A verdade é que, na rua, embora esteja sempre atenta e preparada, encontro um espaço para ser eu mesma, expressar minha essência e transformar minhas experiências em arte. Sendo mulher e vinda do universo da publicidade em São Paulo, onde adotar uma postura séria e firme sempre foi uma forma de sobrevivência, criar e pintar na rua se tornou um dos raros momentos em que me permito tirar essa armadura. É nessa liberdade que me delicio ao transmitir alegria, leveza e doçura por meio das minhas personagens.

 

 

Como você escolhe as cores do seu graffiti? Elas têm algum significado específico?

Baseando-me nas cores que não uso no meu vestuário ou que raramente escolheria para acessórios ou objetos, fiz uma seleção específica para os meus graffitis, especialmente de tons de rosa e lilás. Essas cores, que não fazem parte da minha vida cotidiana, são usadas para retratar a personalidade que desejo dar às minhas personagens.

Minha maior inspiração para essa escolha é minha irmã. Diferente de mim, todo o vestuário ou acessório dela precisa ter a cor rosa.

São as cores que faltam, aquelas que a arte — e a minha irmã — ajudam a preencher a minha vida.

 

A rua é seu principal ateliê. Como você enxerga a conexão entre arte e espaço público?
A arte sempre foi uma poderosa forma de contar histórias ou relatar problemas, e o espaço público é o lugar ideal para que ela seja vista e, principalmente, alcançada pela comunidade. É uma oportunidade de servir à sociedade, tornando a arte acessível e presente no cotidiano. Mais do que isso, a arte nesses espaços pode contribuir para o entendimento e a apropriação daquilo que é ou deveria ser público. É por isso que arte e espaço público se encaixam tão bem.

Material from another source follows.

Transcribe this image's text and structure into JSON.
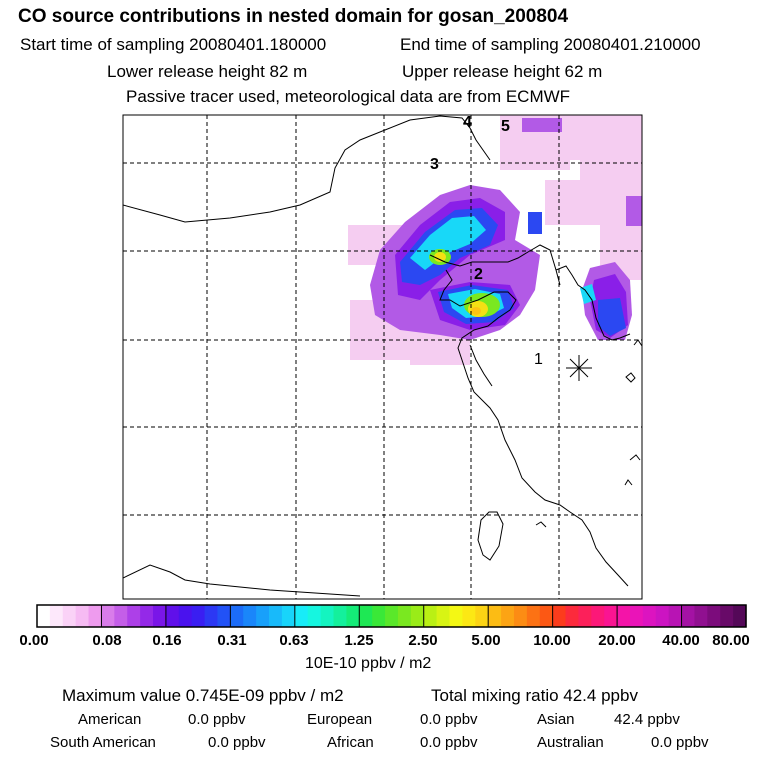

Quanto à importância do acesso à arte, toda arte é cultura e, como diria Gilberto Gil: “Cultura é ordinária! Cultura é igual feijão com arroz, é necessidade básica. Tem que estar na mesa, tem que estar na cesta básica de todo mundo”.

 

Existe algum lugar ou cidade onde você sonha pintar?  

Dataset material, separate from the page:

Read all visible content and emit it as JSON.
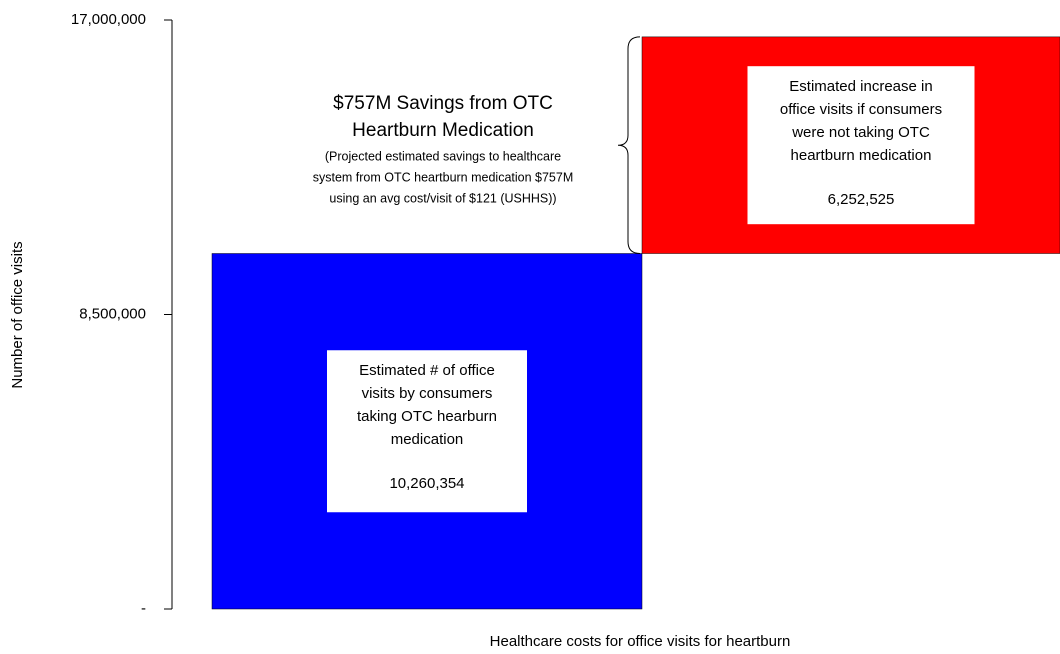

Antes de responder a essa pergunta, quero compartilhar que sempre sonhei em pintar na West Side Gallery, uma das maiores galerias urbanas do Brasil, localizada em Itapevi. Este ano, tive a alegria de realizar esse sonho! Agora, meu próximo objetivo é pintar em Lima, no Peru. Fico encantada com as cores vibrantes presentes na cultura e arte peruana. E, na minha lista de sonhos, continuo a escrever que quero pintar em mais comunidades e lugares que ainda não conheço, chegando aos corações das crianças por meio da arte.

 

Qual o maior desafio que você já enfrentou no seu trabalho?
Entre quedas de escadas, tentativas de apagamentos, tintas caras e até furto na rua, o maior desafio que já enfrentei em meu trabalho é a necessidade de provar a importância do que faço em espaços negligenciados ou não pelas políticas públicas, mas acolhidos pela comunidade. Meu maior desafio foi – e continua sendo – não permitir que minha vontade de ocupar esses lugares seja diminuída pelo medo de intimidações, especialmente por ser mulher.

 

 

Se você pudesse ensinar algo sobre o graffiti para a próxima geração, o que seria?
Além de organizar tintas, lavar pincéis e limpar caps, eu ensinaria que o cuidado com a arte começa pelo cuidado consigo mesmo. Alimentar o corpo, a mente e a alma é essencial, porque transformar espaços e conectar pessoas pelo graffiti também é um ato de se transformar. No entanto, nenhuma arte substitui o valor de uma boa alimentação, um sono reparador e o momento de terapia. Para cuidar do mundo, é preciso primeiro cuidar de si.

 

Como você gostaria que sua arte fosse lembrada no futuro?
Eu gostaria que minha arte fosse lembrada como a doçura, leveza e alegria de uma menina que anda pela rua e se vê refletida no muro, despertando coragem para criar sua própria história.